I convert compassion into foolishness
I don’t know when my mutant ability emerged, but it did. Somehow like a failed Rumplestilskin I take whatever love, compassion and earnestness that is directed toward me and transform it into lead.
It’s a talent, this ability to make fools out of people.
I guess it began with my mother’s boyfriends. She had a lot of them. Well, maybe not a lot. How many did yours have? I don’t know the averages of these things. There was Earl who was big, black and mean-looking, and there was Wendell who was big, black and mean-looking too, and there was Gary the artist who was sensitive and a drunk, and there was the scrawny white guy who fixed her plumbing, and there was the old man whose name I forget.
I did not like them. I did not like any of them and so I made fun of them. I poked at their ignorance because they were big and black and simple and could not hit me back. I made them spell words they couldn’t spell and I made them answer questions they could not answer. It was so bad, so humiliating, to be talked to by a fourth grader like that. But what could they do? They wanted my mother and I was the price they had to pay.
Besides my mom seemed to like it. Even encourage it at times. She called me her bookworm. I was the smart one. My big brother, he was the strong one, the physical one, the dominating and imposing one, but me I was small, scrawny, uncoordinated. All I had was a brain and 90 pounds of vitriol filling my body.
I always have to be the smartest. I always have to have the last word. That’s why I write. When everyone else is dead, my words will still be here having the last word. They will serve as a reminder of how brilliant I was and how the world did not deserve me.
Mom liked it until I started doing it to her. Everyone likes it until I do it to them. Everyone says, “that’s so true.” They go, “you’re a trip.” Then I tell them something true about themselves. I notice something silly. Something ridiculous, something unthought out and uncontemplated. This is what I do. It’s so easy, it’s so very easy.
People do not think. People think they think and then they speak, but they do not think. People only act. Thinking happens so rarely.
People’s minds are rooms and there is a spot for everything. A place for the couch, a place for ottoman, a place for the TV, a place for the rug. And as they go through life, they generally end up furnishing those spots with the first things they come along and rarely do they change. Maybe they change the upholstery – convert from Christianity to Judasim. Or maybe they add a new painting to the west wall when they learn to read music. But the space never gets any bigger. There’s no more room eventually and things start to pile up.
When this happens, there is no more thinking. There is no more moving the furniture around. No more throwing out what’s tattered and old. They forget what the original space looks like. They can’t even imagine it differently. They learn the narrow paths that will take them from the bathroom to the bedroom to the sofa and they are content. They invite people over, but they never come. They are invited out, but they never go.
I know people very well. I have watched them my whole life. I have wanted so very much to be like that because in a way it does look like happiness, or at least contentment, this life of not thinking.
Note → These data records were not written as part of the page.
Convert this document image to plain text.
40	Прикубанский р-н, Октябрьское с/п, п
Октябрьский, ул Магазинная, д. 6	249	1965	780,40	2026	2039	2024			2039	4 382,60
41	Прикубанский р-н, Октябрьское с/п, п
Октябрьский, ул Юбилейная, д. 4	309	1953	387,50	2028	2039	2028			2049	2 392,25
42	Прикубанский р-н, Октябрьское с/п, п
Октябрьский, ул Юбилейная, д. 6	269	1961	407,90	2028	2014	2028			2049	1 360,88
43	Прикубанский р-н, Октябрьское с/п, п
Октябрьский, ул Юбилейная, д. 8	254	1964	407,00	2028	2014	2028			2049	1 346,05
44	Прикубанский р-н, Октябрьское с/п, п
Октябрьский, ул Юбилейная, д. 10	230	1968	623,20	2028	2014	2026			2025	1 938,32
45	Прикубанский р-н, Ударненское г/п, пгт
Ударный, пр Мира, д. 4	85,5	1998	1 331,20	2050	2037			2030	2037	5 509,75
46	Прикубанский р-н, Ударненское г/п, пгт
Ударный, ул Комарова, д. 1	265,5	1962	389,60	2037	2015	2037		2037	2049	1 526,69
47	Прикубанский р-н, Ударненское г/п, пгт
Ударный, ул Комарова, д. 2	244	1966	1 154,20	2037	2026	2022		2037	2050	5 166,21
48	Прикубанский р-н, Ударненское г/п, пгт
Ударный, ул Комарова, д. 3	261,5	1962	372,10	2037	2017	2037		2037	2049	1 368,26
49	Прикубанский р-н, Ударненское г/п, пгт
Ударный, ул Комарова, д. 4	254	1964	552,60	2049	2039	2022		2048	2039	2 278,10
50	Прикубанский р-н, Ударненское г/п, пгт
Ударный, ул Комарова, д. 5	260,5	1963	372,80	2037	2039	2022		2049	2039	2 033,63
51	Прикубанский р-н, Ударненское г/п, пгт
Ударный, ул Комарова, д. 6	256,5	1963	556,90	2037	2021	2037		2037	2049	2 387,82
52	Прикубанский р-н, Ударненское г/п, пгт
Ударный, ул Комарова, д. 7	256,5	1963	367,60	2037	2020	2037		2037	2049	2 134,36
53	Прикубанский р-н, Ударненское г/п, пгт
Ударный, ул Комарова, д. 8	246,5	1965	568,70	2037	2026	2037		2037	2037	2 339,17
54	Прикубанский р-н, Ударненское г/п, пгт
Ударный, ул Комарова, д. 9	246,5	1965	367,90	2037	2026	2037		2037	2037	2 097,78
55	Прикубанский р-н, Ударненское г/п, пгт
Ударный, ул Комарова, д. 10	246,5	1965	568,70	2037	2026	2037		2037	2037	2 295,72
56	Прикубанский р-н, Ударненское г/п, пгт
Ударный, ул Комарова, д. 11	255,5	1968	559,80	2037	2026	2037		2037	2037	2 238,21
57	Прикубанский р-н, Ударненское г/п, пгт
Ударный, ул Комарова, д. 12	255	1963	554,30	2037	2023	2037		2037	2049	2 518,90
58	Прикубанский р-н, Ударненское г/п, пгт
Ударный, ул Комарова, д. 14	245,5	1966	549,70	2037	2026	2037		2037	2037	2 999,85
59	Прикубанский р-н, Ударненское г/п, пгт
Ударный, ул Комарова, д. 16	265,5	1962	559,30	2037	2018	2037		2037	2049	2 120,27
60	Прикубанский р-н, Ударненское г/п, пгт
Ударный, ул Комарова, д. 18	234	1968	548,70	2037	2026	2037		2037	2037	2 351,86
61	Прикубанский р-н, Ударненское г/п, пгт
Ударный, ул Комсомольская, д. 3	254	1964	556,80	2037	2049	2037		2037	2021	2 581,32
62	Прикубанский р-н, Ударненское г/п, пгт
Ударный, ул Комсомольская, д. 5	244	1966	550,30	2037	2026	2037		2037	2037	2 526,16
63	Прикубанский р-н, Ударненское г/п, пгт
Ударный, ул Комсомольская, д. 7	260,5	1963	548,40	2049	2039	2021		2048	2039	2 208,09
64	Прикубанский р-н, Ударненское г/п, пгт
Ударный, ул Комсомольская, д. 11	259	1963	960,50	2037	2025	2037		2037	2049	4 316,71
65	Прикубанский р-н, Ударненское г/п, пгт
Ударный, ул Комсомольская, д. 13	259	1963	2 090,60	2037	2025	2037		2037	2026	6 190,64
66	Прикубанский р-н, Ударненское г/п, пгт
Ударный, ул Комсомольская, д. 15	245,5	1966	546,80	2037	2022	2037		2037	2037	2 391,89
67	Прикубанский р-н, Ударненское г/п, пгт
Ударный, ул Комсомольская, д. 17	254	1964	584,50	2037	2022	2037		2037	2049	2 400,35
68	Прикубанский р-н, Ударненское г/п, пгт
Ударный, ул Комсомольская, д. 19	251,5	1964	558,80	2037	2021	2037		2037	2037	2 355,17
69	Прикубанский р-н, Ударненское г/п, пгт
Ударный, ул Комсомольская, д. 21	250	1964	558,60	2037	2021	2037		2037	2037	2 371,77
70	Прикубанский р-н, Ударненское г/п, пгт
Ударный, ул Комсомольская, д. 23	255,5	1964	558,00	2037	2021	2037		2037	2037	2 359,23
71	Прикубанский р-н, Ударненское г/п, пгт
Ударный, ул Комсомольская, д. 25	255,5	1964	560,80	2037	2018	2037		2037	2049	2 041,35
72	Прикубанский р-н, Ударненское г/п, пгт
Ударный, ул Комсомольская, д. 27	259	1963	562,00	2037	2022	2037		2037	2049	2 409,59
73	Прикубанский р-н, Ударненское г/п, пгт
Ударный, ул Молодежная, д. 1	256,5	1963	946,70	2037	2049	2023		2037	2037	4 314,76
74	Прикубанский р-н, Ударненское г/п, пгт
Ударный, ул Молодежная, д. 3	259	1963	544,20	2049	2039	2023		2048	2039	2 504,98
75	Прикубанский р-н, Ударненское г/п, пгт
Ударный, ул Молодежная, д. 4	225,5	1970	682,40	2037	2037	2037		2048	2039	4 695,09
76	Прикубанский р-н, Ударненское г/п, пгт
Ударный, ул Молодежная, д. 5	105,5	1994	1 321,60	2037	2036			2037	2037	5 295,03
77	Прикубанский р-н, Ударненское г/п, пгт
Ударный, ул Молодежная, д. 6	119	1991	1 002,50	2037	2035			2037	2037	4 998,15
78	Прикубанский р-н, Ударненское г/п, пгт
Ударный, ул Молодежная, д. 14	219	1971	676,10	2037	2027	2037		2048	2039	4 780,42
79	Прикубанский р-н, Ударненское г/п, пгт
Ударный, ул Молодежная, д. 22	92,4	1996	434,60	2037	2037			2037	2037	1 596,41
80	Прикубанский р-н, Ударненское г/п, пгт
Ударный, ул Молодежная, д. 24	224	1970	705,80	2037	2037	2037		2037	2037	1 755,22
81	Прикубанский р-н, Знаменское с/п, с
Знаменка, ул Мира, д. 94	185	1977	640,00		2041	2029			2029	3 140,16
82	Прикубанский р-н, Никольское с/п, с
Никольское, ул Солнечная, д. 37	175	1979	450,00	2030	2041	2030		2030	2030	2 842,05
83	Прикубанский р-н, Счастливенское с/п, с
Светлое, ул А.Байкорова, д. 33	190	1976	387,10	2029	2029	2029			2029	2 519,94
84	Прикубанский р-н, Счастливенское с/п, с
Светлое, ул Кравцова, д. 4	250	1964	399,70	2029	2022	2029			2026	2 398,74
When I asked my Dad, “Is it better to be fat, dumb and happy?” he answered in shock, “No, of course not.” But in retrospect even this strikes me as foolish. What are we after if not that delicious moment of satisfaction when words fail, mind fails and we are aglow.
So imagine my shock when I realized one day – I am people too! Me, meandering through my cramped apartments, trying not to stab my foot on something sharp and forgotten. Me beating on the walls of my mind trying to get someone’s attention only to scare them when I do.
Who is that strange man making all that racket? Why won’t he sleep like the rest of us? So vain to think a man can live without sleep. Leave us alone. Go away. But no, I am better than sleep, I tell myself. I tell myself this and wake up only to remember it was a dream.
How foolish of me, how very very unthoughtful to forget. What did Hawthorne say about that magnetic chain of humanity? I cannot forget it. I haven’t been able to since high school.
You must never break the magnetic chain of humanity. You must never imagine yourself above your fellow man.
Jesus would approve. Nietzsche would throw a fit. He’d roll over in his unhallowed grave and say, Look child – do not let these rodents dissuade you. Do not accept cheese from rats. Be alone. Be a superman atop a mountain. Contemplate the error of their ways. Do nothing. Be like stone. Be as fire and burn away.
But Nietzsche, you are a liar! You wrote books not because you wished isolation, but because you wanted to be in the stream. And Jesus, you are a liar too! You did not come to save the world because you thought you were lower than the world.
It’s a strange rub – that those who dishonor their fellow man love them the most, and those that love them for their flaws dishonor them the most.
We are all such fools. It’s all so easy. So very, very easy.